Better Experiments: Predict & Run Your Highest Impact A/B Tests First
Some a/b tests are better than others and it would be in your best interest to run your best test ideas first. From a business perspective, I think that the criteria for selecting your best tests should include something of the following: highest impact and lowest effort. Effort is easier to assign when you talk to your developers. But how do you predict the impact of your upcoming tests? Here is how we do it.
For Completely New Ideas: We Simply Don’t Know
If we are testing a new design idea for which no past data exists, then we admit that we simply don’t know what effect to expect. We stopped ranking ideas as low, medium and high impact based on pure guess work and started acknowledging total uncertainty in these cases. I think that’s healthy and honest – it’s fine not to know.

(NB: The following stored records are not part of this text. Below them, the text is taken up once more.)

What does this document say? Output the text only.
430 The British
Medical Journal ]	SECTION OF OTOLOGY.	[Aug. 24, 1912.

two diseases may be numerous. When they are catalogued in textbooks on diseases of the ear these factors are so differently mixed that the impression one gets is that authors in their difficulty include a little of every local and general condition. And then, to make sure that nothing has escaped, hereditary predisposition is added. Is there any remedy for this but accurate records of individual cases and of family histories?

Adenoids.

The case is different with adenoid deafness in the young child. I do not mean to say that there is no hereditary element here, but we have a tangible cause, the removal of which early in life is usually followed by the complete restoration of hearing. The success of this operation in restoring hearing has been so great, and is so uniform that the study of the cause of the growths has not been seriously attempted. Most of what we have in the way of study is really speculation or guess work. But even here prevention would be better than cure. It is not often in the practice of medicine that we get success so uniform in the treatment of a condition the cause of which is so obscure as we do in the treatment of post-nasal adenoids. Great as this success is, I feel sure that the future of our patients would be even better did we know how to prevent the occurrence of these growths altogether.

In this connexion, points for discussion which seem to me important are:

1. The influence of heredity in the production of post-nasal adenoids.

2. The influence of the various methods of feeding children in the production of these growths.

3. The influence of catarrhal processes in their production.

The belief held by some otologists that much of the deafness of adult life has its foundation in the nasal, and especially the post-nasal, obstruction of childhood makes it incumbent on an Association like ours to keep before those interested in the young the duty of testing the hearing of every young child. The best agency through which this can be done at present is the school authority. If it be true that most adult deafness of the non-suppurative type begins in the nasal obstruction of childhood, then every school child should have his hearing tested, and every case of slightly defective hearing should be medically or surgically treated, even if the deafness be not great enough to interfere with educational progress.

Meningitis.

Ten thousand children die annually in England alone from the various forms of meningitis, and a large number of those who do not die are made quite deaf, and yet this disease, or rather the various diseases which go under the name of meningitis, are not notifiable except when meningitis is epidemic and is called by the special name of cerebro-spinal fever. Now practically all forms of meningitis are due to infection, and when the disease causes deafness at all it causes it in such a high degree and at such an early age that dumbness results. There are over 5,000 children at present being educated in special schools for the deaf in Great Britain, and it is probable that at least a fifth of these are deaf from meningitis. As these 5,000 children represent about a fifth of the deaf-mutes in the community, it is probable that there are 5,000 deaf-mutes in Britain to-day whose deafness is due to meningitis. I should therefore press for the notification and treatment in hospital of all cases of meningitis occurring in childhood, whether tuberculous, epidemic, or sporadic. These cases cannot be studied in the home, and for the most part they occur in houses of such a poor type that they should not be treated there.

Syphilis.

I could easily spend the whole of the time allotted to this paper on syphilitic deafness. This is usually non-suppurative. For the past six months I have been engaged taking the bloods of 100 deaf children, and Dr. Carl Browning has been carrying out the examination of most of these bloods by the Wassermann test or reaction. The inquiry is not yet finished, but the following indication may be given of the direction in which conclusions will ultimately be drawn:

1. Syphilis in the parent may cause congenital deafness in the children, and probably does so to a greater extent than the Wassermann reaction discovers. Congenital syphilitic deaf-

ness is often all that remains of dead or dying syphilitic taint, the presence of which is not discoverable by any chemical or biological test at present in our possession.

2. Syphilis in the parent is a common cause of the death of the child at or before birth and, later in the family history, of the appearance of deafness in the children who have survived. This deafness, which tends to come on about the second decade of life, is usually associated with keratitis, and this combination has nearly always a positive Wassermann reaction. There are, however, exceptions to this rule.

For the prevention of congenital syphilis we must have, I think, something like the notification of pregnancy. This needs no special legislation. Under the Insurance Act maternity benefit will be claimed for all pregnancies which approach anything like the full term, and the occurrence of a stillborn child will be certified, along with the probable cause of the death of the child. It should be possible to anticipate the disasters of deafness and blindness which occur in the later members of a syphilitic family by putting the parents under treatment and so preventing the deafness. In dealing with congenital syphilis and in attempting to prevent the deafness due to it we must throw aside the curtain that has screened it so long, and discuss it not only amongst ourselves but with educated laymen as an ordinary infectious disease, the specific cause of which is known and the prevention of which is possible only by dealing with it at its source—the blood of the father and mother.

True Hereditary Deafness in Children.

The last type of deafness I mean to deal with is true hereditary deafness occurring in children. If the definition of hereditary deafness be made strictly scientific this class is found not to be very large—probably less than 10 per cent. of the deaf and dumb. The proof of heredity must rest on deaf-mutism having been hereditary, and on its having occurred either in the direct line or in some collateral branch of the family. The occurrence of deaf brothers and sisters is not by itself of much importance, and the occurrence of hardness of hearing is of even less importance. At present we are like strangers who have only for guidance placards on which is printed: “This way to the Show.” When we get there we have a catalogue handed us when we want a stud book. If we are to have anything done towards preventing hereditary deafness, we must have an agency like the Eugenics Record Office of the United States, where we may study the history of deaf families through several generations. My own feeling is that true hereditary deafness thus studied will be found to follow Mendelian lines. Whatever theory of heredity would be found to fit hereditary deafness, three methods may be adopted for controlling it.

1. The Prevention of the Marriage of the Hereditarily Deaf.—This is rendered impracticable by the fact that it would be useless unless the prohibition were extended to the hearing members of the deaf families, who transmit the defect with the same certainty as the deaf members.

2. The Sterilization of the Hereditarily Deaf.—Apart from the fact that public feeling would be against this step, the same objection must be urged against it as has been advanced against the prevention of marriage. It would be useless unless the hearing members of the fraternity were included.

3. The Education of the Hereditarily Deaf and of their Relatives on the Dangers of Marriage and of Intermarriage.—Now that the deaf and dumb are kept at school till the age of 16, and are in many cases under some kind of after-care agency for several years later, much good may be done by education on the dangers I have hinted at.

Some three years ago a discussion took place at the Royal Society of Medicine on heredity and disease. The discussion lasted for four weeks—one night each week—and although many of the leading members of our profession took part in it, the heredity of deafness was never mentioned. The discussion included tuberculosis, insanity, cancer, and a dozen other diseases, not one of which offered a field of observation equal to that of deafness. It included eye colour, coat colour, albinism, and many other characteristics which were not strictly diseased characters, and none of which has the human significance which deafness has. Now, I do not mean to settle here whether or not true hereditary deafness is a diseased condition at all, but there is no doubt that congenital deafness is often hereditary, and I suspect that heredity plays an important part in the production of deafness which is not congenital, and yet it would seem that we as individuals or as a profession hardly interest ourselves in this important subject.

For Tested Ideas: Median Data
The more tests we run (and talk to people who run a/b tests), the more we realize that people test similar changes. From this perspective, if we only choose to group similar tests together and remember their effects then we can begin to sort (and run) the highest impact tests first. We built GoodUI Fastforward with exactly this predictive mindset in mind. For each pattern, defined by a change or set of changes, we calculate median data from past test results. We like medians as they don’t skew our effects as much when we introduce big effect outliers (possibly from under powered tests).
We also go one step further and calculate the medians of both shallow and deep metrics. Shallow metrics for us usually measure low intent visits to the next immediate step. And deeper metrics, such as real signups or real sales, measure a higher intent of people actually carrying through multiple steps all the way till the end.
Here is an example of a few patterns that contain test data for checkout pages. As you can see, the No Coupon Field pattern so far has the highest median effect (+24%) based on 3 tests, followed by the Fewer Form Field pattern (+13%) that is based on 4 tests.
When we optimize multiple web sites, having such median data is very useful in helping us select the highest impact ideas. And the amazing thing is that with each test we run, our defined patterns become more accurate as they are corrected with new results.